The lump sum that you receive can usually be used for any purpose, although the application form may still require you to give information about the intended use. The majority of personal loans are used to pay for luxuries like cars, weddings and holidays, or for home improvements like extensions or conservatories. Despite this, a growing number of applicants are taking out loans to pay off existing debt; this type of loan is known as a debt consolidation loan.
The money you borrow plus the accumulated interest is more often than not paid back on a monthly basis, over an agreed period of time. The amount of interest is known as APR (Annual Percentage Rate), which indicates how much extra you will be charged each year in addition to the amount you have borrowed. All lenders are obliged by law to declare the level of interest that is charged to borrowers, so comparing different rates has become fairly straightforward. However, always make sure you are comparing like for like. For example, some companies will charge an additional fee for extras like credit insurance, so may at first appear to be less expensive that you first thought.
Because interest rates can vary to a great extent, you'll need to do your homework if you want to find the lowest rate available to save you money.
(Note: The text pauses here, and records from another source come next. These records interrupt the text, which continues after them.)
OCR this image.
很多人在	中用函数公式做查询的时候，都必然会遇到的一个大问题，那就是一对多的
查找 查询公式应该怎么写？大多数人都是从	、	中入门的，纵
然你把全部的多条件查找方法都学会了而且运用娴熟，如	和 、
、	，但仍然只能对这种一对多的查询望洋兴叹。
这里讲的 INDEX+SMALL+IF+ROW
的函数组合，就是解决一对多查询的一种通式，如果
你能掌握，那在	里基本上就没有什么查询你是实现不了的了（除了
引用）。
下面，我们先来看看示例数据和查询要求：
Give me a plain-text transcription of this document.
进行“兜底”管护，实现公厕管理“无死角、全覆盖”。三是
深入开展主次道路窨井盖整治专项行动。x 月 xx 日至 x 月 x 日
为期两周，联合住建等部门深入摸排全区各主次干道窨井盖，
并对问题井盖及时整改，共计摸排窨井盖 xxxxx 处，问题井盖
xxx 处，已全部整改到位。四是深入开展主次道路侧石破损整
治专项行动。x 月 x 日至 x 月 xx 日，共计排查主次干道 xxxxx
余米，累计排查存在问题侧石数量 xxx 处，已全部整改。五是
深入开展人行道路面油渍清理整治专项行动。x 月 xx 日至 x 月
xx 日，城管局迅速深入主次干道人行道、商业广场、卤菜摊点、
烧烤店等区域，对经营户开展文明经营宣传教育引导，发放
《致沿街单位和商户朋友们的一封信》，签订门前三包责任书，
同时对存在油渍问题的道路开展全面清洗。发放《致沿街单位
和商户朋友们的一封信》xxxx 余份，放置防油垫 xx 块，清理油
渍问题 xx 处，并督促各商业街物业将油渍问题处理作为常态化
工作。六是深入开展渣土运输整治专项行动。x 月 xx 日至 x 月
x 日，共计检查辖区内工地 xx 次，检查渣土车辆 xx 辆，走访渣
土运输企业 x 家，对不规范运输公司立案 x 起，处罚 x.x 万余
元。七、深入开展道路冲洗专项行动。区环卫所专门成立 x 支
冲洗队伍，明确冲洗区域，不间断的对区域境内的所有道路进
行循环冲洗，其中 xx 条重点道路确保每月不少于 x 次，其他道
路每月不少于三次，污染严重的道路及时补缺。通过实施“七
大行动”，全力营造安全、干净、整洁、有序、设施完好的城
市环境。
However, if you have had problems repaying loans or other types of credit in the past, you may find that the companies offering the best rates simply aren't interested in lending to you. This is because some companies only offer loans to applicants with a good credit history on their credit report, as they are more likely to repay on time and therefore pose less of a risk to the lender.
If you do have a poor credit history, you should still be able to find some excellent deals, but you might just have to shop around a bit more before you find the one that is right for you.